Franziskus geißelt die Mafia
Papst ehrt mit Besuch auf Sizilien den vor 25 Jahren erschossenen Priester Don Pino
●
PALERMO (KNA) - Mit einem eintägigen Besuch auf Sizilien ehrte Papst Franziskus am Samstag einen ermordeten Anti-Mafia-Priester. Damals schauten viele weg. Nun kamen Hunderttausende und hören deutliche Worte gegen das organisierte Verbrechen.
Die Jugend ist wichtig. Um sie muss man sich kümmern, sie braucht Perspektiven. Am Ende seiner Reise nach Sizilien läuft der Papst zu Hochform auf. „Träumt groß!“, ruft Franziskus den meist jungen Menschen auf der Piazza Politeama im Herzen Palermos zu. „Macht euch auf, sucht, träumt und dient anderen“, gibt er ihnen als Losung mit.
Das ist ganz im Sinne jenes Mannes, zu dessen Ehren der Papst diese Reise unternommen hat: Giuseppe Pino Puglisi. Don Pino, wie er genannt wird, kümmerte sich um die Jugend, wollte sie den Fängen der „Cosa Nostra“entziehen. An diesem Samstag vor genau 25 Jahren wurde Puglisi von zwei Auftragsmördern erschossen, am frühen Abend, direkt vor seiner Haustür.
„Danke, Franziskus, für die Ehre für unseren Pino Puglisi“, steht auf einem der zahlreichen Spruchbänder und Bettlaken an den Balkonen des neungeschossigen Hauses im Stadtviertel Brancaccio. Hier lebte und wirkte Don Pino. Vor dessen früherem Wohnhaus trifft der Papst Mitarbeiter eines von Puglisi gegründeten Sozialzentrums. Neben der Haustür mit den Dutzenden Klingelschildern betet er kurz an jener Stelle, an der der Priester am Abend des 15. September 1993 erschossen wurde.
„Wer Mafioso ist, lebt nicht als Christ, denn mit seinem Leben lästert er Gott“, geißelt der Papst in seiner Predigt das organisierte Verbrechen. „Den Mafiosi sage ich: Ändert euch, Brüder und Schwestern! … Sonst verliert ihr euer Leben und erleidet eure schlimmste Niederlage“, so Franziskus in seiner mehrfach von Applaus unterbrochenen Predigt.

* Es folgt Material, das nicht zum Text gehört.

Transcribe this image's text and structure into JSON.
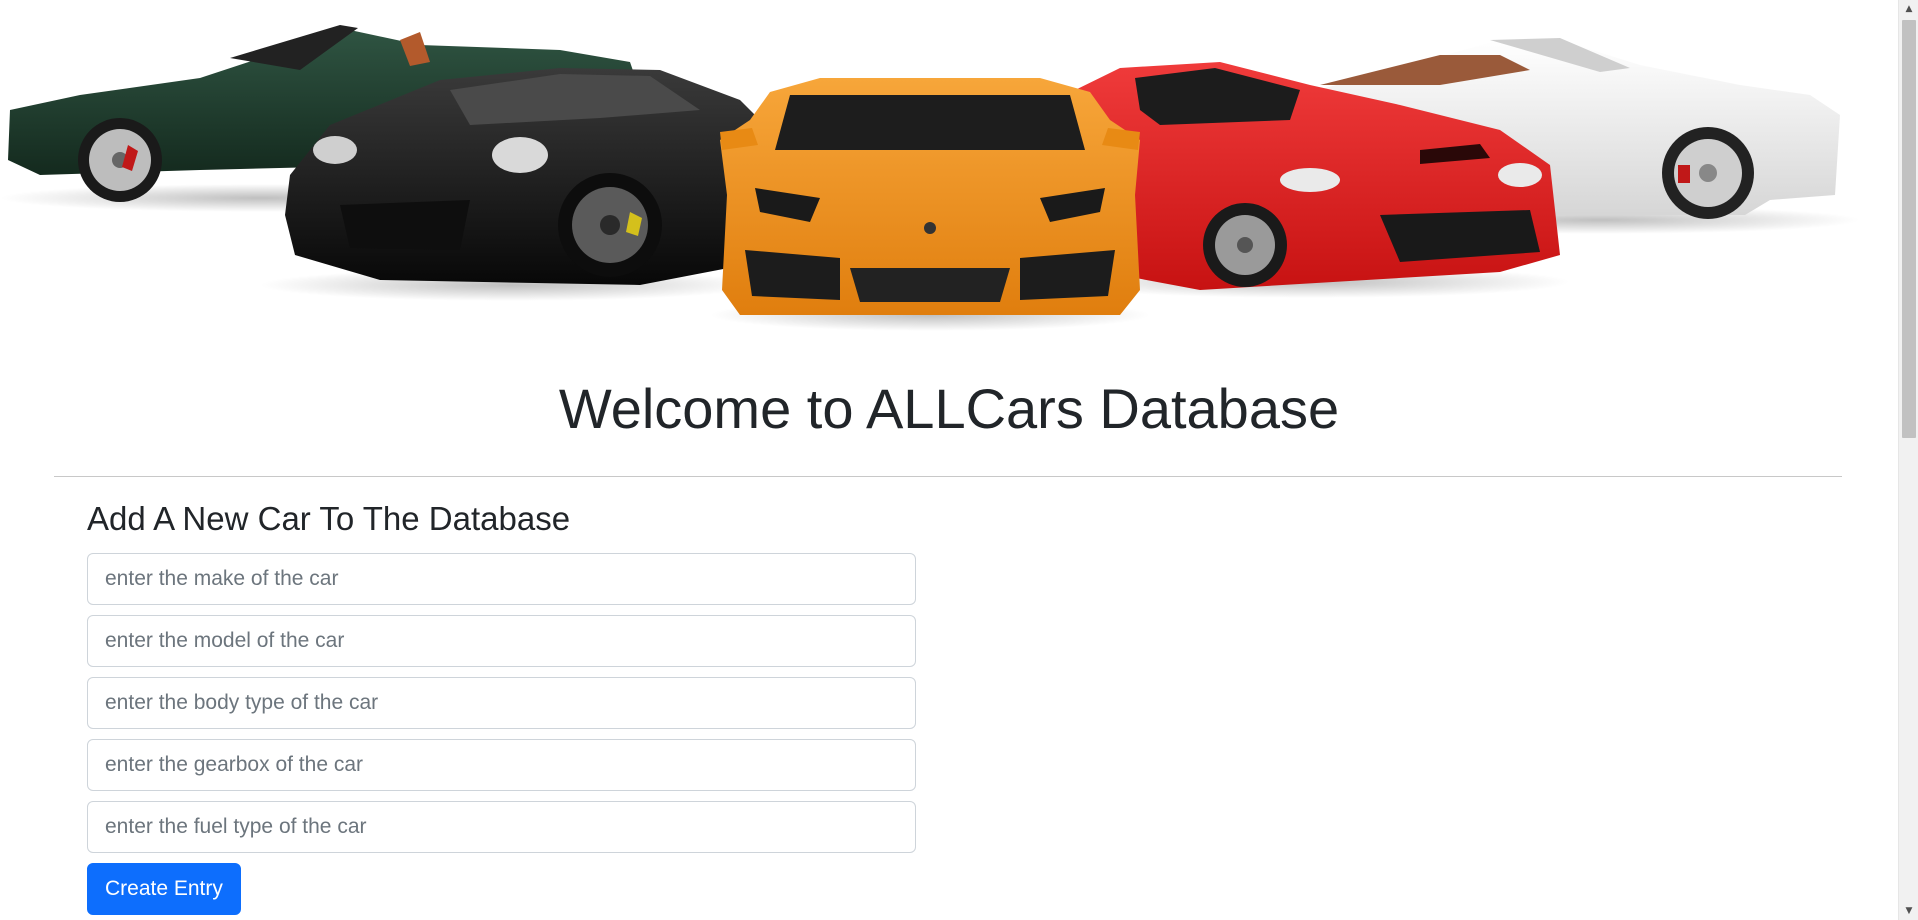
{
  "hero": {
    "image_name": "sports-cars-banner",
    "cars": [
      {
        "name": "green-convertible-car",
        "color": "#1f3a2b"
      },
      {
        "name": "black-coupe-car",
        "color": "#141414"
      },
      {
        "name": "orange-supercar",
        "color": "#f0901a"
      },
      {
        "name": "red-sports-car",
        "color": "#e21c1c"
      },
      {
        "name": "white-convertible-car",
        "color": "#ececec"
      }
    ]
  },
  "page": {
    "title": "Welcome to ALLCars Database"
  },
  "form": {
    "heading": "Add A New Car To The Database",
    "make_placeholder": "enter the make of the car",
    "model_placeholder": "enter the model of the car",
    "body_type_placeholder": "enter the body type of the car",
    "gearbox_placeholder": "enter the gearbox of the car",
    "fuel_type_placeholder": "enter the fuel type of the car",
    "make_value": "",
    "model_value": "",
    "body_type_value": "",
    "gearbox_value": "",
    "fuel_type_value": "",
    "submit_label": "Create Entry"
  },
  "colors": {
    "primary_button": "#0d6efd",
    "text": "#212529",
    "placeholder": "#6c757d",
    "input_border": "#ced4da"
  },
  "scrollbar": {
    "up_icon": "triangle-up-icon",
    "down_icon": "triangle-down-icon"
  }
}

Puglisi, der 2013 seliggesprochen wurde, ruht heute in einem modern gestalteten Sarkophag unter einem Seitenaltar der Kathedrale von Palermo. In seiner Rede vor Priestern, Ordensleuten und Seminaristen zitiert der Papst die Worte auf der Grabplatte: „Es gibt keine größere Liebe, als wenn einer sein Leben für seine Freunde hingibt.“
Arbeitslosigkeit als Nährboden
In seiner Ansprache lobt Franziskus an einer Stelle erneut die Volksfrömmigkeit. Sie sei ein Immunsystem der Kirche gegen Abgehobenheit. Gleichwohl müsse man darauf achten, dass sie nicht instrumentalisiert werde. „Wenn bei einer Prozession die Madonnenstatue vor dem Haus eines Mafiachefs hält und sich verneigt, dann geht das gar nicht!“, warnt Franziskus.
Dennoch wird an diesem Tag auch deutlich: Die Mafia ist nicht gebannt. Was der Mafia ihr Gewerbe erleichtert, sind hohe Arbeitslosigkeit, Sucht und Korruption. An der ersten Station seiner Reise, der Kleinstadt Piazza Armerina, hatte Franziskus am Morgen dafür ebenfalls deutliche Worte gefunden – und die Kirche aufgefordert, sich um diese Wunden zu kümmern. Zurück nach Rom fliegt der Papst am frühen Abend von Palermos Flughafen „Falcone-Borsellino“, benannt nach zwei anderen sizilianischen Märtyrern: den Richtern Giovanni Falcone und Paolo Borsellino. Sie wurden 1992 von der Mafia ermordet.